In my white house, the thermostat hasn't been turn-ed up from the 62 degree mark once this year. Well, maybe once when I was really freezing and battling a cold I went out on a limb and cranked the sucker up to 65. Can you relate? I mean my little white house is just 1,300 square feet so I can't even begin to imagine how darned difficult it must be to stay warm in your huge White House.
So if you're lookin' for some commiseration these days when you're popularity is in the toilet, let's meet at the wailing wall. I know what it's like to be unpopular because of a job. Really.
Well, back to the white house. Unlike you, I'm only home a few hours each day, so I don't have to worry about the 62 degree thing for very long. I layer up, dive under the covers and leave the next day. I can't imagine how bad it would be if I had to be at my white house all the time this winter like you do.
Even still—and with the 62 degrees and all—I ran out of fuel oil. I sincerely hope you haven't run out of heat at your White House this winter.
I know you know what fuel oil is, but you're probably not "aware of" what's happening with it these days.
Running out of fuel oil ain't no thing. It happens to a lot of folks. From what I hear it's happening more and more these days, because people around here (no matter what color their houses are) can't seem to scratch up enough money to stay on top of the bills. You know how it is, right? Well, maybe not. You might not be "aware of" it. But every time I turn on the tube or pick up a newspaper I'm hearing all about folks like me.

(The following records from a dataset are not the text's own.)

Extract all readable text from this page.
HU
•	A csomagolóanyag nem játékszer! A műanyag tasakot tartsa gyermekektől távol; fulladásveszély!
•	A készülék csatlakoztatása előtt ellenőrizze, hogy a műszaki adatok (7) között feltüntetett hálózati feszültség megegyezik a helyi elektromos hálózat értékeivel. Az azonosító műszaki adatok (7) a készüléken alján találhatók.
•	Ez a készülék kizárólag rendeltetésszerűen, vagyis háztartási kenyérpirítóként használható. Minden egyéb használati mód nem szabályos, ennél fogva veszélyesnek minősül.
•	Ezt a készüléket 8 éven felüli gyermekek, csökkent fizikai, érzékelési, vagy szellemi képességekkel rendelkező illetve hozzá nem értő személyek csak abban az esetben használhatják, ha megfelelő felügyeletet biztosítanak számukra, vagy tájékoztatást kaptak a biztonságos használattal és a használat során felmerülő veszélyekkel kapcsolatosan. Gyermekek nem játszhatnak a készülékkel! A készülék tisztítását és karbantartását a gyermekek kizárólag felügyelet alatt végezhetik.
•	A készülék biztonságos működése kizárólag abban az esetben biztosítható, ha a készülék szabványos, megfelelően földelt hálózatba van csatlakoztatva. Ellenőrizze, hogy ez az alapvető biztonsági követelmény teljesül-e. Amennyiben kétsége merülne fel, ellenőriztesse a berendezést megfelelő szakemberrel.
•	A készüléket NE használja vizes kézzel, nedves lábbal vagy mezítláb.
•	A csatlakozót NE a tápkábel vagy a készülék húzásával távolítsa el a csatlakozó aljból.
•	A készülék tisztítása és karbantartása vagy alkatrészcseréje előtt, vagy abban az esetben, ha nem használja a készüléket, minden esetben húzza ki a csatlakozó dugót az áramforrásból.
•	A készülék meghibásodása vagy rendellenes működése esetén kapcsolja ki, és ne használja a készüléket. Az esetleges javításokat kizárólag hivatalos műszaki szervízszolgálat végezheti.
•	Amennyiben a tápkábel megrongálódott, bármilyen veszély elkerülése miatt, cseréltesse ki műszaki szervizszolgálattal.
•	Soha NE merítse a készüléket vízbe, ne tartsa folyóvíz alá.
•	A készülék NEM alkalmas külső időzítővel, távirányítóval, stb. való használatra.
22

I mean the last time the delivery guy came to my white house—January 28—he gave me the minimum amount required for a run: 150 gallons. Just in case you "weren't aware of it," the bill was $475. One month and three days later I was completely out of fuel. Bet that happens all the time in a big old place like yours.
Well, after a few days of burning wood to stay warm, the delivery guy came out again. He does that even though I haven't paid my last heating bill. It's the way things are around these parts—everyone is in the same boat. Still, people find a way to be generous and trusting and good—something you may have grown a little unfamiliar with what with all your years in politics.
Well, to get to the point and just so you're "aware of it," yesterday's delivery of 150 gallons now costs $530. I can only imagine what the bills at the White House must be!
It's enough to keep you awake at night. I mean I've lost quite a few hours with the whole mind-racing-tossing-turning-stressed-out-wheel-spinning-wondering how-I'm-gonna-pay-my-bills. It's bad, for sure, but at least I don't have to dwell on starting a quagmire of a war that's cost way more than $530 and priceless, irreplacable human lives. Getting a little shuteye for you must really be a challenge. Was it one of those nights that you came up with the "economic stimulus" tax rebate idea? Maybe sleep deprivation does pay off. I'm sure after just a few more weeks I'll come up with some sort of grand plan, too! Wish me luck!
I just sure hope it doesn't involve driving anywhere, what with the price of gas these days. I know it was news to you and I can really relate to the shock factor of it, but the $4 a gallon prediction that you weren't "aware of," seems to be becoming a reality. Just giving ya fair warning next time you pull up to the pumps, you know, to make you "aware" of things.
Anyhow, I just wanted to send you a quick note to let you know how much I'm thinking of you. Living in a White House can be a #*@!%, I know.
Well, it's almost spring. I can't believe I'm saying this, but I can't wait til November.
P.S. Drop me a line if you ever visit reality. I promise to write back.